The company is providing free anchoring repair kits in stores through www.IKEA-USA.com/saferhomestogether or by calling (888) 966-4532.
The new "repair program" highlights Ikea's Malm three- and four-drawer chests and two styles of Malm six-drawer chests, of which there are about 7 million covered in the nationwide repair program. Ikea received reports that two children died after Malm chests tipped over and fell on them. The family of one of those children is suing Ikea in a wrongful-death lawsuit that was filed in May in Philadelphia trial court.
In February 2014, a two-year old boy from West Chester, Pennsylvania, died after a Malm six-drawer chest that was 48 and 3/8 inches high tipped over and fatally pinned him against his bed, today's statement from Ikea and the commission read. The mother of Curren Collas, Jaquelyn, filed a lawsuit against Ikea on behalf of his estate. She claims the 136-pound dresser's "defective and dangerous design" lacked proper warnings, according to her lawsuit.
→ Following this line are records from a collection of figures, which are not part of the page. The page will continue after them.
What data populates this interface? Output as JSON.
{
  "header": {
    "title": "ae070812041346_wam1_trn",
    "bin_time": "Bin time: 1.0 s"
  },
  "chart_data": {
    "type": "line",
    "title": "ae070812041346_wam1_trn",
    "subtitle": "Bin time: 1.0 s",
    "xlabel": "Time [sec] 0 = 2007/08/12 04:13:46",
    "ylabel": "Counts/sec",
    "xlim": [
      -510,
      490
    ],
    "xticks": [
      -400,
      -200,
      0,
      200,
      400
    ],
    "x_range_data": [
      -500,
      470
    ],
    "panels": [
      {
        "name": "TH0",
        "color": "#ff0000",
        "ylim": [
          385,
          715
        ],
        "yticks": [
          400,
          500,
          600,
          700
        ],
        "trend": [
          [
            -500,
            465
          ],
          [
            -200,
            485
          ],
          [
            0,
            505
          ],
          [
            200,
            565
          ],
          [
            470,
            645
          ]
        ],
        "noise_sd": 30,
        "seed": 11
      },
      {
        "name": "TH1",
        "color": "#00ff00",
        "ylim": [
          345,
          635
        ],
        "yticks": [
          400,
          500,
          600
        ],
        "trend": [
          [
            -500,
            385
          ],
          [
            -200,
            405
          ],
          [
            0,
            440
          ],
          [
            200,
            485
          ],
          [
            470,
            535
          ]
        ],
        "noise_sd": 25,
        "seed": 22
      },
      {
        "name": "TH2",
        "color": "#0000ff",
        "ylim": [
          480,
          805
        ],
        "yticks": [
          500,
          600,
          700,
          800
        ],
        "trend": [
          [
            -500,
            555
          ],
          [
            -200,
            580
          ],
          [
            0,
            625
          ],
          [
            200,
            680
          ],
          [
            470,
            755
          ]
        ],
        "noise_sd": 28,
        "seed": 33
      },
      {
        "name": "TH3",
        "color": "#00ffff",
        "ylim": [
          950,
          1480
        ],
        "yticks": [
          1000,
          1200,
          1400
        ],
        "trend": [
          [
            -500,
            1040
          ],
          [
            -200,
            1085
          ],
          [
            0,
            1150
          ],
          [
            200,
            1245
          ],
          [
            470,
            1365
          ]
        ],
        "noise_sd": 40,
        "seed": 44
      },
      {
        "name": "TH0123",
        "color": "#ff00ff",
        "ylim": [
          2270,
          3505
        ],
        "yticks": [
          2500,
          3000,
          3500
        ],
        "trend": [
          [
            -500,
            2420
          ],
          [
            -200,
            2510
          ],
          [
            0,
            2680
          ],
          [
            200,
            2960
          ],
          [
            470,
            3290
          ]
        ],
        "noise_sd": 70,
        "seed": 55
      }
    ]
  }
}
A Facebook page started by the Collas family shared a post this morning with news of the repair program, "A huge breath of relief for me this morning... knowing that this information is getting out there. Thank you so much, CPSC! So many precious little lives are being saved."
A spokeswoman for Ikea declined to comment to ABC News on "current lawsuits in litigation." Ikea has not yet filed a legal response to the Collas lawsuit, but an attorney for the Collas family said the company must respond in the next few weeks. Collas declined to comment through her attorney.
A child dies every two weeks and another injured every 24 minutes in the U.S. from furniture or TVs tipping over, according to CPSC data.
"What’s concerning is that Ikea has sold these items knowing they are dangerous if not attached while not providing hardware to attach them to the wall," Collas' attorney Alan Feldman told ABC News. "Ikea and other manufacturers have not done enough to alert Americans to the dangers of tip-overs or supplied them with the hardware to make these pieces of furniture safe."
The Malm chests were sold starting in 2002 and range from about $80 to $200, Ikea and the commission said.
IKEA and the commission also received a report that in June 2014, a 23-month old child from Snohomish, Washington died after he became trapped beneath a three-drawer, 30 ¾ inches high MALM chest that tipped over, a statement from the commission read.
"IKEA and CPSC have also received 14 reports of tip-over incidents involving MALM chests, resulting in four injuries. Since 1989, IKEA is aware of three additional reports of deaths from tip-overs involving other models of IKEA chests and dressers," the commission and Ikea said in their statement.